Myślę, że niedługo możemy zrobić mały rekonesans, a nowa jakość zachęca i to bardzo
pozdrawiam i niech moc będzie z Tobą
–
piotrek.krawczyk
2010/05/17 22:00:41
Andante Przyjacielu
Dziękuje Ci za telefon, za Twoje ogromne wsparcie i Twoją lojalność. Że biegniesz ze mną albo wcale. Dziki wzruszył się i pewnie tak samo bym myślał. Z jednej strony nie mogę odrzucić takiego daru, jednak namawiam Cię – zrób Rzeźnika. Bo jest okazja. Bo jesteś w życiowej formie. Bo trenujesz pod Rzeźnika jak dziki. Bo urodzi Ci się Andantino chwile po Rzeźniku. Bo jak nie pobiegnę, a Ty pobiegniesz, to będzie tak, jakbym pobiegł. Za rok , jeśli w tym roku mi się nie uda, zrobimy to razem. Na pewno, bo bomba nie spada dwa razy w to samo miejsce. Dziki
–
johnson.wp
2010/05/17 22:19:41
andante – nam z sfx-em też dziko żal Dzikiego i Waszego wspólnego projektu. My dzisiaj przypatrzyliśmy się nawzajem uważnie naszej lekkości zbiegowej oraz ilości oddechów na metr różnicy poziomu i uznaliśmy, że jesteśmy gotowi. Pomysleliśmy, że gdybyś chciał się przyłaczyć do naszej pary to orgowie, w drodze wyjątku, mogliby się zgodzić. Co Ty na to?
–
johnson.wp
2010/05/17 22:27:37
sfx – mój zegarek pokazał średnie tempo 6:14 ale przewyższenia po korekcie w Sports Track tylko +/-265m. Nie piszę ile bez korekty, bo to na pewno nieprawda. Nie wiem co myśleć o tym GPS-ie. Jakiś totalny kit pod tym względem.

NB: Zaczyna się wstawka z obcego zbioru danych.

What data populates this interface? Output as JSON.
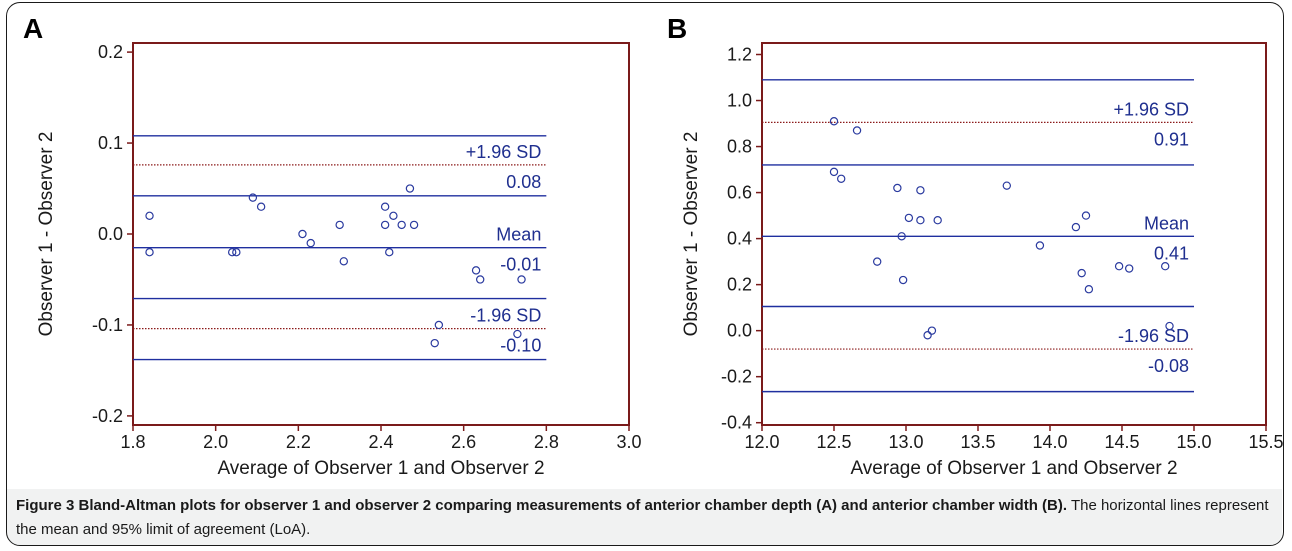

Poza tym jeszcze raz dziękuję, że traktowałeś mnie tak delikatnie i nie zostawiłeś na tej strasznej Górze Chełmskiej. Tu cytat dla blogowiczów „znaj moje mercy k…” – prawda, że kochany kolega?
–
piotrek.krawczyk
2010/05/17 22:30:41
Trójca. A jak Dziki cudem powstanie wróci stara dobra konkurencja. Dzięki Johnson i SFX. Podbieracie Andantego, ale jedną zdradę wybaczam :))))
–
johnson.wp
2010/05/17 22:34:05
corvus, quentino – moja wizja jest bardzo prosta – chcę poczuć horyzont przed sobą. Dlatego chcę biegać w górach i dlatego pociąga mnie bieg z nurtem rzeki. Oferuję swoje nadwarciańskie usługi przewodnickie jesli tylko będziecie mieli ochotę. Jeżeli chodzi o bieganie w błocie i po krzakach to tylko wtedy gdy dokądś to ma prowadzić. Inaczej nie widzę sensu. Chociaż pisałbym się z ochotą na przedzieranie się wzdłuż Warty tam gdzie nie ma ścieżek. Takie nasze lokalne safari:)
–
johnson.wp
2010/05/17 22:35:37
Dziki – anadante mógłby wziąc kawałek Ciebie, ale czy jesteś gotów na taką próbę? :))))
–
johnson.wp
2010/05/17 22:36:58
idę do wyrka, bo sfx mnie skatował (żartuję oczywiście, świeży jestem) i mam w oczach prawie 600km
–
czepiak.czarny
2010/05/17 22:51:03
Dziś była piękna pogoda biegowa, nawet konwaliozrywaczy wywiało 🙂
Lokalne safari 😉
Podczytuję jednym okiem, drugim sprawdzam górki w celach podbiegowych. Jakie przewyższenie one mają mieć? Mówię o zwykłych podbiegach, nie safari 😉
Ekstremum w okolicy ma 60 m na 0,5 km, ale po chodniku. Nada się?
–
ocobiegatu
2010/05/17 23:11:42
Czepiak – a po co górki ? Dla mnie górki są do niczego niepotrzebne. Niestety jestem uczniem krnąbrnym i mało pojętnym bo skoro biegam po płaskim w zawodach to po co górki ?..:). Dostałem od Wojtka poradę na podbiegi i długie interwały a nie potrafie się zmusić i raczej nie dam rady. Przecież wtedy był stał sie kims kto trenuje a ja jestem rekreacyjny i jak tylko wychodzę na bieg i idę na trasę to od razu czuję ZEW tempowego biegu ciągłego – to takie aułuuuuuu…:) – czyli przeeeciągły, gdzies w oddali głos wilka..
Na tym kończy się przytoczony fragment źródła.